I began photographing only six and a half years ago and I have a long way to go, but there are some things I've learnt in the last few years that have changed the way I shoot drastically. I've never enjoyed shooting hundreds of images just to get results.
I used to shoot extra frames just to make sure I was executing it right and getting the results, but over time I learnt to use other techniques to make my photographs in my head before I've even taken a single frame. I wouldn't have it any other way and have been applying it to my professional work.
Shoot Film On The Side
This is probably the most important of all and the thing that ultimately leads to the use of the following techniques. Film is not magical, it's just another photographic medium with its own idiosyncrasies, pros and cons, and a long history to draw from, but what shooting film does is force you to get it right in camera.
This is important. You fail and it'll cost you anywhere from 50c to dollars per image, so the lessons are learnt quickly. Film is meditative. Film is artistic. Film makes you want to see better as you cannot see the photographs until after you shoot. Film lets you focus on seeing and preparing then capturing an image before moving on immediately to the next.
Grab a cheap Nikon SLR, an Olympus compact 35mm or even try something in medium format such as a Hasselblad or Mamiya rangefinder.
Use A Light Meter
This is an interesting one. In the time of digital cameras that can easily meter a scene and be used as a "polaroid" to test your ideas, not many people seem to use light meters anymore. In the last year or so, I've been using my Sekonic incident meter a lot more for both ambient and off-camera flash lighting.
Measuring the light means I don't have to guess by shooting redundant frames. When I'm setting up my speedlights, I will measure the light on the subject and think about my settings first. When I am ready to finesse the actual light placement, my camera is in tune with what the lights are going to give me.

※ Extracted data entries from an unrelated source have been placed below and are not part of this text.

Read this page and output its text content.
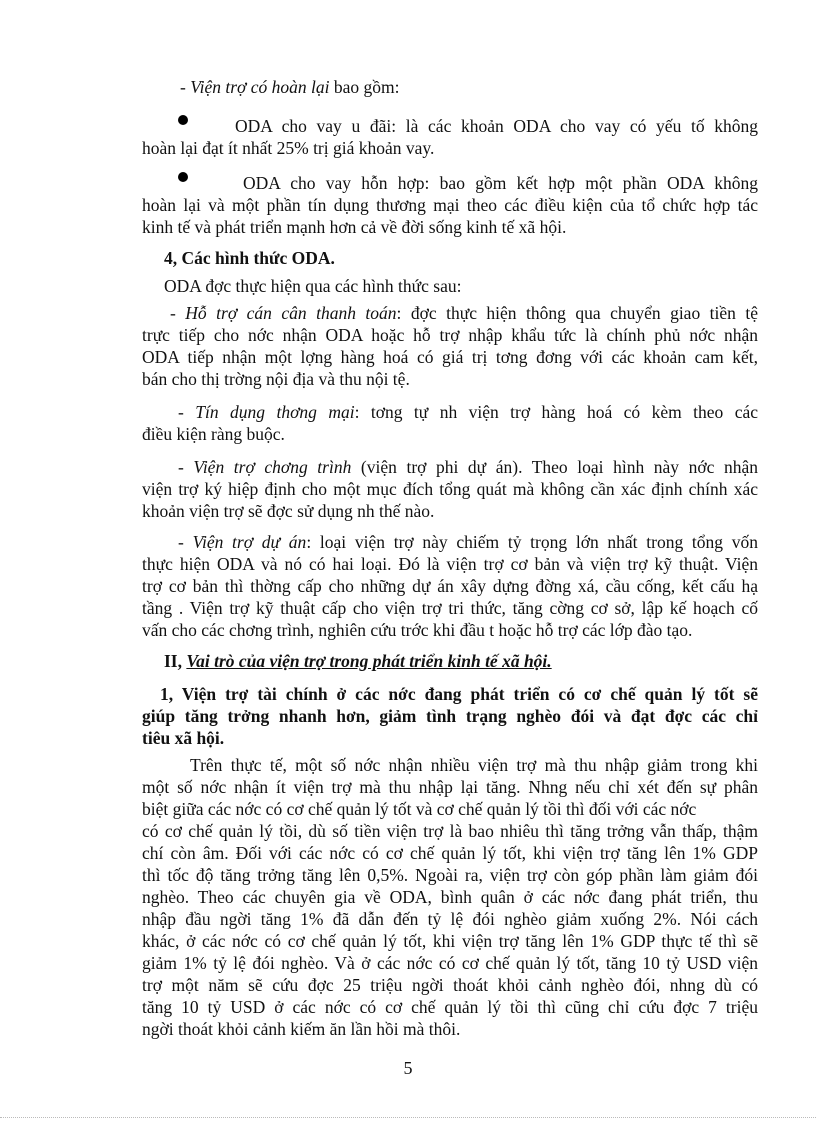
- Viện trợ có hoàn lại bao gồm:
ODA cho vay u đãi: là các khoản ODA cho vay có yếu tố không
hoàn lại đạt ít nhất 25% trị giá khoản vay.
ODA cho vay hỗn hợp: bao gồm kết hợp một phần ODA không
hoàn lại và một phần tín dụng thương mại theo các điều kiện của tổ chức hợp tác
kinh tế và phát triển mạnh hơn cả về đời sống kinh tế xã hội.
4, Các hình thức ODA.
ODA đợc thực hiện qua các hình thức sau:
- Hỗ trợ cán cân thanh toán: đợc thực hiện thông qua chuyển giao tiền tệ
trực tiếp cho nớc nhận ODA hoặc hỗ trợ nhập khẩu tức là chính phủ nớc nhận
ODA tiếp nhận một lợng hàng hoá có giá trị tơng đơng với các khoản cam kết,
bán cho thị trờng nội địa và thu nội tệ.
- Tín dụng thơng mại: tơng tự nh viện trợ hàng hoá có kèm theo các
điều kiện ràng buộc.
- Viện trợ chơng trình (viện trợ phi dự án). Theo loại hình này nớc nhận
viện trợ ký hiệp định cho một mục đích tổng quát mà không cần xác định chính xác
khoản viện trợ sẽ đợc sử dụng nh thế nào.
- Viện trợ dự án: loại viện trợ này chiếm tỷ trọng lớn nhất trong tổng vốn
thực hiện ODA và nó có hai loại. Đó là viện trợ cơ bản và viện trợ kỹ thuật. Viện
trợ cơ bản thì thờng cấp cho những dự án xây dựng đờng xá, cầu cống, kết cấu hạ
tầng . Viện trợ kỹ thuật cấp cho viện trợ tri thức, tăng cờng cơ sở, lập kế hoạch cố
vấn cho các chơng trình, nghiên cứu trớc khi đầu t hoặc hỗ trợ các lớp đào tạo.
II, Vai trò của viện trợ trong phát triển kinh tế xã hội.
1, Viện trợ tài chính ở các nớc đang phát triển có cơ chế quản lý tốt sẽ
giúp tăng trởng nhanh hơn, giảm tình trạng nghèo đói và đạt đợc các chỉ
tiêu xã hội.
Trên thực tế, một số nớc nhận nhiều viện trợ mà thu nhập giảm trong khi
một số nớc nhận ít viện trợ mà thu nhập lại tăng. Nhng nếu chỉ xét đến sự phân
biệt giữa các nớc có cơ chế quản lý tốt và cơ chế quản lý tồi thì đối với các nớc
có cơ chế quản lý tồi, dù số tiền viện trợ là bao nhiêu thì tăng trởng vẫn thấp, thậm
chí còn âm. Đối với các nớc có cơ chế quản lý tốt, khi viện trợ tăng lên 1% GDP
thì tốc độ tăng trởng tăng lên 0,5%. Ngoài ra, viện trợ còn góp phần làm giảm đói
nghèo. Theo các chuyên gia về ODA, bình quân ở các nớc đang phát triển, thu
nhập đầu ngời tăng 1% đã dẫn đến tỷ lệ đói nghèo giảm xuống 2%. Nói cách
khác, ở các nớc có cơ chế quản lý tốt, khi viện trợ tăng lên 1% GDP thực tế thì sẽ
giảm 1% tỷ lệ đói nghèo. Và ở các nớc có cơ chế quản lý tốt, tăng 10 tỷ USD viện
trợ một năm sẽ cứu đợc 25 triệu ngời thoát khỏi cảnh nghèo đói, nhng dù có
tăng 10 tỷ USD ở các nớc có cơ chế quản lý tồi thì cũng chỉ cứu đợc 7 triệu
ngời thoát khỏi cảnh kiếm ăn lần hồi mà thôi.
5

An incident meter also doesn't discriminate like a reflected light meter. If you measure in the right way, an incident meter will let light and tones fall where they should. Skin tones fall above or below middle grey. Green foliage will naturally be about a stop under and appear deep green. Clouds will be a few stops brighter. An incident meter let's the scene be what it should be.
Frame With Your Eyes First
I use only prime lenses these days. It not only lets me stay consistent within one perspective for a while, it also allows me to pre-visualise the way a specific focal length will frame a scene before I've even picked up a camera.
I know that a 50mm (on full frame) gives moderate compression while not being wide and is a great all purpose portrait lens, while an 85mm will remove a subject from the scene and is especially useful for head shot style portraits. On the other hand, I've learnt to see a 35mm frame in my mind quite well as I have shot with that moderately wide focal length for a while now.
In other words, learn the framing of each of your lenses then before you bring up the camera, look first. Move yourself around and be observant of backgrounds, ill-placed poles, busy trees and the like. Then once you see a composition worth trying, lift the camera to your eye.
Read The Light
Being able to read the light in a scene takes a long time and experience will only make you better at working out how you can use a scene's light to create something engaging. I'm constantly trying to figure out where light sources are and how they are shaped when I view other people's work, whether it's indoor portraits, outdoor mountain vistas or sunlit street photography.
You can explore Instagram (or Flickr, or 500px etc) for hours and just absorb what everyone is doing and how they might have executed their photographs. Watch videos on YouTube, follow great photographers to learn from the best.
Windows are your friend, cloudy days and shade can be both soft and easy to work with, especially with a reflector, striking sunny mornings and afternoons can create drama, the list goes on.
Just Slow Down
This is something I saw Ryan Muirhead say in an Instagram Story he posted recently. Just slow down and take your time. Think, measure, compose and click the shutter last to make the photograph. Don't feel like you need to shoot so many frames just to satisfy some expectation of modern digital photography and clients hungry for more images they can even handle.
My most recent head shots consisted of only 8 raw files to choose from. I looked, measured, directed my subject and framed then took a photograph that was already complete.
Learn to spend more time making less pictures that are complete.